Unimaginable

“There are moments that the words don’t reach. There’s a grace that’s too powerful to name. We push away what we can never understand. We push away the unimaginable…”

Lin-Manuel Miranda wrote those very words into a song called “It’s Quiet Uptown” as part of the Hamilton musical that is technically poised at a part of the musical after Alexander and Eliza lose a child. That was their “unimaginable.”

Many of us across the United States right now have started to live our own “unimaginable.”

We saw a woman, one who has inspired scores upon scores of women for decades (and decades to come) lose, but lose with a grace no one could ever understand, with a Bible verse that I have latched onto. (It’s Galatians 6:9 for those who might have missed it.)

We have seen someone who we scoffed at, who we abhorred, who we denied, suddenly rise into power. We have seen this filthy man bring out the absolute worst in the people we thought knew and loved us. We have seen sexism, racism, xenophobia, homophobia, every kind of prejudice and hatred you could possibly conceive of run rampant across our country.

Our new reality, the one we have been shoved into (and absolutely not of our own volition) was unimaginable. It’s a nightmare. I keep expecting myself to wake up in a cold sweat and have it be days before Election Day all over again. I reel each and every night, waiting to awaken violently, hoping this has all been a vicious, vivid nightmare. But, I haven’t. My computer still says it’s November 13th. Not November 7th.

It happened. It was our unimaginable, and now it’s our unfortunate, inconceivable reality.

My fiancee and I are now scrambling to get our wedding legally done so that we can at least have it for a small amount of time. It was the right decision for us, and for many other LGBT+ couples I know. Others are still deciding. There is still a little time.

Many women I know are shuffling to get their birth control covered and protected by their insurance–going to get IUDs (intra-uterine devices, a long-term form of birth control for those who may be unaware) before their health insurance starts saying “HA, YOU’RE A WOMAN AND THAT’S WHY YOU CAN’T HAVE NICE THINGS” thanks to the almost certain destruction and doom of the Affordable Care Act, as promised by the president-elect.

All of these horrible things and more that are unfathomable and sure to lead to “suffering too terrible to name” are all happening.

I can’t shake myself awake. I keep texting my friends, asking if they’re okay, asking if we’ve woken up yet, trying to find some solace somewhere.

I’ve gone to church three times this week. Once on Election Day, once the day after, and for Sunday service. I have spent so much time in an attitude of prayer, praying for my own salvation, for the grace of God to be with me–hold me together, keep me alive, keep me from exploding into a fit of rage. God, be with my family as we all struggle. My friends, my family, my LGBT+ brothers and sisters, the immigrants, the people of color, the Muslims, the powerful women I know. All of us. Send us your grace. Hold your children as tight as you can and help us push away this unimaginable. We are grateful.

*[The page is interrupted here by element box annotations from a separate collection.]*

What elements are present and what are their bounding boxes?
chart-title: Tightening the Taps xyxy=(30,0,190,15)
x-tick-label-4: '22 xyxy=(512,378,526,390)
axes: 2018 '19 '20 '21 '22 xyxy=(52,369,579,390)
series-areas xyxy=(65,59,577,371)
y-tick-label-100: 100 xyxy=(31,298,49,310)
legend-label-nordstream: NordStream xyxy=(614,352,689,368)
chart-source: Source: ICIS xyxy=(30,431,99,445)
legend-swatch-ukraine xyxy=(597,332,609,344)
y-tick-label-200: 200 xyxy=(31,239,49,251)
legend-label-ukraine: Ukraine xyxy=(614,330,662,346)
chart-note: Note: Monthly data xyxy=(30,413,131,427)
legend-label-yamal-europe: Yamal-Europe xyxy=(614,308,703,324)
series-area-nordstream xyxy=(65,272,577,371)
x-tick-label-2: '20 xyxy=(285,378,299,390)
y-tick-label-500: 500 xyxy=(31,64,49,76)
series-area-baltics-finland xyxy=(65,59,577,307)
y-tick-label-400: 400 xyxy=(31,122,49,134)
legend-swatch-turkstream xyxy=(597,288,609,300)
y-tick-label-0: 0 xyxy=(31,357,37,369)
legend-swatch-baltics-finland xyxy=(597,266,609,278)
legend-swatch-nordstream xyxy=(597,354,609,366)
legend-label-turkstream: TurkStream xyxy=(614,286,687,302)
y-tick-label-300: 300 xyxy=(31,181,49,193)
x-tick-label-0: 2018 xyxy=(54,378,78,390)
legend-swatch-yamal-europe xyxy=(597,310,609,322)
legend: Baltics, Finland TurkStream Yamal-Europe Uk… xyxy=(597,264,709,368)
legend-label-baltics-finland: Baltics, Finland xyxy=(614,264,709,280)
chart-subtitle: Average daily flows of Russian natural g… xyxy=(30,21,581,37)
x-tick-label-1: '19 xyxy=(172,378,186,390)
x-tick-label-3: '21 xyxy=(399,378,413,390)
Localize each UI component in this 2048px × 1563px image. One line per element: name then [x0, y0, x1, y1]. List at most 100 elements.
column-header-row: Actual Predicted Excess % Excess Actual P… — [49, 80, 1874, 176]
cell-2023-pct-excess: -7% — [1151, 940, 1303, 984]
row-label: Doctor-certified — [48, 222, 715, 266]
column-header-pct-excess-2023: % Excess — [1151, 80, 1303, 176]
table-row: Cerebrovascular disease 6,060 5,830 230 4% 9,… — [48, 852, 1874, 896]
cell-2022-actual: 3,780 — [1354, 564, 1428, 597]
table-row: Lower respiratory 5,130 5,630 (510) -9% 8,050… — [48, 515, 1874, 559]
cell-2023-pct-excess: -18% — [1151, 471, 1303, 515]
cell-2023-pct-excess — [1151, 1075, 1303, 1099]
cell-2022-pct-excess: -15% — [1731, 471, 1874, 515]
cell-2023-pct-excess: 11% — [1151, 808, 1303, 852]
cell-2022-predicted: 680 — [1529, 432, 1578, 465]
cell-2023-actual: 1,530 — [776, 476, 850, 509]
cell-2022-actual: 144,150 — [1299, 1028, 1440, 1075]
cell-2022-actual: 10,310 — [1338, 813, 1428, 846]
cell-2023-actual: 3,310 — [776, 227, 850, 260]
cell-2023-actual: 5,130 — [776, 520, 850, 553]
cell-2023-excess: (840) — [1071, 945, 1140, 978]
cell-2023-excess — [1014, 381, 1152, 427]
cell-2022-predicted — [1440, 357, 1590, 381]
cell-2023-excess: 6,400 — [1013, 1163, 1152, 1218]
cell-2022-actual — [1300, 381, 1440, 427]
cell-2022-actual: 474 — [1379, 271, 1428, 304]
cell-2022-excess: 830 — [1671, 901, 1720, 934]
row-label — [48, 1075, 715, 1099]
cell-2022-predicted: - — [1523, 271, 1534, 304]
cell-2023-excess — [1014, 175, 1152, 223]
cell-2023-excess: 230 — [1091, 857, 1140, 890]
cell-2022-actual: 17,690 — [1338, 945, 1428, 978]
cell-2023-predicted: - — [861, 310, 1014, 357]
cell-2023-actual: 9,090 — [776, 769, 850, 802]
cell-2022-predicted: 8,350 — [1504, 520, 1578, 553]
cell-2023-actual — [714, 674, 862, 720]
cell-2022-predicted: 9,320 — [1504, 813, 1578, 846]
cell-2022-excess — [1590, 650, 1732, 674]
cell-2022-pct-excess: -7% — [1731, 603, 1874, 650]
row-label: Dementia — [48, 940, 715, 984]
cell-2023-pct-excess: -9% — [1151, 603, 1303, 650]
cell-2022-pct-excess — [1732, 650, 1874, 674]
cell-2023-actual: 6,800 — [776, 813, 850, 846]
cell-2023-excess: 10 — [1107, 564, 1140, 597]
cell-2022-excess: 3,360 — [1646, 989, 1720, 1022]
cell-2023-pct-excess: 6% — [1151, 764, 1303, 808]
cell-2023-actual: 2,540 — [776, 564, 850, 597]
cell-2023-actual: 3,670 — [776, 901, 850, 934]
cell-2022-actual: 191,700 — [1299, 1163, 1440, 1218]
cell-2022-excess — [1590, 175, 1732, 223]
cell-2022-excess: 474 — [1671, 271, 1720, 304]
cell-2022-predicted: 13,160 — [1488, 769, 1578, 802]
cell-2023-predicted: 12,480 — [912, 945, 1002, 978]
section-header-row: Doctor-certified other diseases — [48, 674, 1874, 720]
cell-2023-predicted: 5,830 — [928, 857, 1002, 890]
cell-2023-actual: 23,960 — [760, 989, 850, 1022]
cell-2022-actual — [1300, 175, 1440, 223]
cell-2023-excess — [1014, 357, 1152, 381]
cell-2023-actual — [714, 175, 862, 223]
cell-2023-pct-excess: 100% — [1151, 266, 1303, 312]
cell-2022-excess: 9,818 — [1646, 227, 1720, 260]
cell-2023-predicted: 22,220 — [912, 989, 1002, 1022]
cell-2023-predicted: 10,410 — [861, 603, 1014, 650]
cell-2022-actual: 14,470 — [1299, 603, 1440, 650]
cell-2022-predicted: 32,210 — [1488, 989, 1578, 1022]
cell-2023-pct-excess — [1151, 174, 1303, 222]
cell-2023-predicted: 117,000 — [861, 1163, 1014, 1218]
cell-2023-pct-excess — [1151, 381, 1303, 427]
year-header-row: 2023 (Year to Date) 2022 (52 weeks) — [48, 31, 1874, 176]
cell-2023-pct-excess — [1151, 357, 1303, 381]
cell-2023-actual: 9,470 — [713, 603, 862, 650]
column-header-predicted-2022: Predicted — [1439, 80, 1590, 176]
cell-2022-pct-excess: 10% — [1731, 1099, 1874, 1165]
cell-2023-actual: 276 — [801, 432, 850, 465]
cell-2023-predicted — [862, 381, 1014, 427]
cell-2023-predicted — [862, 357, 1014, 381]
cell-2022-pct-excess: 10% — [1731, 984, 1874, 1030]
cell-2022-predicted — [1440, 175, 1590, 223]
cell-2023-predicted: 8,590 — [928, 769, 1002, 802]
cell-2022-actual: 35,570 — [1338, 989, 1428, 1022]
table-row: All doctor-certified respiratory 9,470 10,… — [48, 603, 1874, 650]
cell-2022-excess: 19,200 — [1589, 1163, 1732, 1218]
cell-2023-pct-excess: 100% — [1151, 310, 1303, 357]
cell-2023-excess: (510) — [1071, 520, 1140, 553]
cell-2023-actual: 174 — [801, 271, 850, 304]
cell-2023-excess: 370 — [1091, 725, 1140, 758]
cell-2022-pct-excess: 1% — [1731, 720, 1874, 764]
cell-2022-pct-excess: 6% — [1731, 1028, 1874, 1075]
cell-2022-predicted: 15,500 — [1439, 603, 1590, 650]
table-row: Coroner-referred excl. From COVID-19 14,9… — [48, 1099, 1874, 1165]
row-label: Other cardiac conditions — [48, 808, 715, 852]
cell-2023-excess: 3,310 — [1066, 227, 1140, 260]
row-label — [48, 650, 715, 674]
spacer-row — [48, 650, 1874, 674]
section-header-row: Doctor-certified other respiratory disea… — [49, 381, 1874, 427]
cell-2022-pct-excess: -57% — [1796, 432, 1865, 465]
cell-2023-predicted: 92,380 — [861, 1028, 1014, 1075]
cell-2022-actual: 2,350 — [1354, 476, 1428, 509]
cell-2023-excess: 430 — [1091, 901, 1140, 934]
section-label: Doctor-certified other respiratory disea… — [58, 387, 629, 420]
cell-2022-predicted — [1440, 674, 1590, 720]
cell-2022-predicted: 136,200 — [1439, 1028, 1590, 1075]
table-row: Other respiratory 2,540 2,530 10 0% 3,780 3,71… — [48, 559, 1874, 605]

I keep praying for the ability to wake up. The ability to survive. The ability for this unimaginable to stay just that: unimaginable. Unbelievable. Unfathomable.

I keep the faith. I keep the praise that I am still surviving, that I am still breathing, that I have someone who loves me. But sometimes I know her love doesn’t keep me safe enough. God’s love may do that. Mostly.

But right now, as this unimaginable happens, as it creeps into our lives, we ache, we hurt. My eyes have been puffy and sore and I don’t think I’ve gone a single day without breaking into sobs once.

I have heard time and time again over the last few days that “everything will be okay.” I have heard time and time again that “you will be fine.” I have been told to “get over it.” I cannot.

This is my unimaginable. This is the last thing I wanted for my friends, for my family, for my country. I see the ache and the pain and all the attempts to make all of this hatred normal and I become sick to my stomach and I remain sick in my soul. It’s unimaginable.

As this terrible series of circumstances becomes our reality, it will never become “normal.” I can’t let it become normal because that would mean that I will do the same thing that I have shouted, cried, and railed against: condoning the actions of one man that has spoken against everything I know, love, and believe in. And that is unimaginable.

But, we all shall press on. Because giving up, that is what is truly unimaginable.